Bolick writes about spinsterdom as a firm choice. She and her muses not only have interesting careers and the means to support themselves, they also have the power of refusal with men -- these women could have married, but they chose a different path. But for many singles, it's a bit more complicated than that.

Television writer Gina Fattore also chose spinsterhood, as she recounts in a terrific TED talk she gave earlier this year. Some of her reasons are similar to Bolick's -- she wanted to focus on her career and it worked; Fattore has written scripts for many popular shows such as Dawson's Creek, Californication, Gilmore Girls, Masters of Sex and Parenthood.

But she also had another reason: She didn't think the more conventional narrative -- get married, have kids -- was available to her.

Since she was a young girl, Fattore loved analyzing stories, and when she was in junior high she noticed that love stories had a constant:

It occurred to me that all stories about falling in love had the same catalyst: the girl's prettiness. Now there was some wiggle room here: the pretty girl in a falling-in-love story could a blonde with a hot body or a she could be brunette with a hot body, but on TV and in the movies and even in most books the pretty part was not negotiable.

For various reasons, Fattore didn't see herself meeting this standard, and while I'm sure Fattore has since noticed that in real life women who don't conform to Hollywood beauty ideals get married all the time, the point is the revelation didn't cause her to despair. Instead, she simply chose a different story -- one that had worked out nicely for a lot of women she admired, such as Jane Austen, Florence Nightingale and Oprah:

In every way that mattered at the time, the prospect of growing up to be a spinster actually held a lot of hope and promise. It didn't seem like a tragic story or a pitiful one. It seemed like the key to a better life.

Of course, many single women and men don't consciously decide to live on their own--it's just how things have worked out. When this is a case, it can be more difficult to feel empowered by your situation. After all, if it's not a choice, aren't you just a hapless victim, a slave to the universe's whims?

No. A recent essay by Briallen Hopper explains this distinction beautifully. In the Los Angeles Review of Books, she describes how three African-American women, ten to twenty years her senior, taught her how to be a single woman. Her mentors, she explains, face demographic realities that make longtime spinsterhood a fairly common occurrence in their community -- and thus not something they took too personally:

These women taught me to question my own entitled white-girl assumptions about relationships and marital status: that marriage (or spinsterhood) is a simple matter of figuring out what you want and waiting for it to happen, or making it happen.

They taught me not to self-dramatize or presume, and not to project my own experiences onto others. I remember one of them telling me, clear-eyed and matter-of-fact, 'If I'd met someone when I was younger and we'd had kids together, that would have been my life, and I would have had those experiences.
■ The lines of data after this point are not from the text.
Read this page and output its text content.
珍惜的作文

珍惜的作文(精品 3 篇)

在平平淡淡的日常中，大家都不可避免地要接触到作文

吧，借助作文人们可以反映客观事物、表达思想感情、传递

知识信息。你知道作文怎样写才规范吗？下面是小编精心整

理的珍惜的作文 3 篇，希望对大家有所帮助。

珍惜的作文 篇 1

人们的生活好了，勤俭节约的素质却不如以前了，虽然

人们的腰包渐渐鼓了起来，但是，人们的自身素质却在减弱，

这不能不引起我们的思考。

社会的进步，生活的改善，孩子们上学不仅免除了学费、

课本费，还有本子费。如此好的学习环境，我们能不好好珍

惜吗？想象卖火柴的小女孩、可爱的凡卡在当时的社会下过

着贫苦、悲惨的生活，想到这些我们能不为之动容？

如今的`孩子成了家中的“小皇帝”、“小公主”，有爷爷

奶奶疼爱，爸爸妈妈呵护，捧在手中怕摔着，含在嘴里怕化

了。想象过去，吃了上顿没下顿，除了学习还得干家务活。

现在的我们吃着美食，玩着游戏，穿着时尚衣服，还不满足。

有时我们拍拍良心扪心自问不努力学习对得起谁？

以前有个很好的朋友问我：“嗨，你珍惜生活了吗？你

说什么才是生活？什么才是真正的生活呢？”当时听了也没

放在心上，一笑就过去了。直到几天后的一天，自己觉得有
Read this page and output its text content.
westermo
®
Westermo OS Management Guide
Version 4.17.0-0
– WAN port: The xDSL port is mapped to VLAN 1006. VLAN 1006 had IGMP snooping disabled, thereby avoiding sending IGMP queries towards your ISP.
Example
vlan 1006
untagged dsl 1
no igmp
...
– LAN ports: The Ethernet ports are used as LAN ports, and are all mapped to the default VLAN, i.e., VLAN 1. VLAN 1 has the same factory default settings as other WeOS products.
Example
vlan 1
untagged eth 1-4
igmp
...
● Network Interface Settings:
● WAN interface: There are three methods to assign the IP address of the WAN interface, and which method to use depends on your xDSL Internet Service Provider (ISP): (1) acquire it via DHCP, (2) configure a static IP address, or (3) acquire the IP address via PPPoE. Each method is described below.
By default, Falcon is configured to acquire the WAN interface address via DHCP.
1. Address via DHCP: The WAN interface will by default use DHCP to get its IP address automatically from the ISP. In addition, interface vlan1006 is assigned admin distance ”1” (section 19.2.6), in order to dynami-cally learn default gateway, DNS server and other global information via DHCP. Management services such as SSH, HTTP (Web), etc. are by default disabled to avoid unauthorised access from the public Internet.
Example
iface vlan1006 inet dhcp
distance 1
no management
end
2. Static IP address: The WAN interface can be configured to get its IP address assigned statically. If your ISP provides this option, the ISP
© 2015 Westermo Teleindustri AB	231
But I didn't, so this is my life instead, and now looking back it's hard to imagine it any other way.' For them, marital status was less about chasing wishes or fulfilling a destiny and more about making something meaningful with the life you have.

In my own writing, I've often made distinctions between people who are single by choice and those who are not. But I sometimes wonder if this is a false comparison. Most people who are seeking a relationship have chosen their singlehood at some point -- by ending a relationship or by simply not pursuing a particular one. And I suspect there are very few in the single-by-choice camp who aren't at least open to the idea that they might one day happen upon someone who is worth the effort.

In every area of our life -- work, health, family -- we're all masters of our destinies, and we're all victims of circumstance. Singlehood doesn't have to be a choice or a curse. It can simply be what is happening now: a good life, but one that is also subject to change.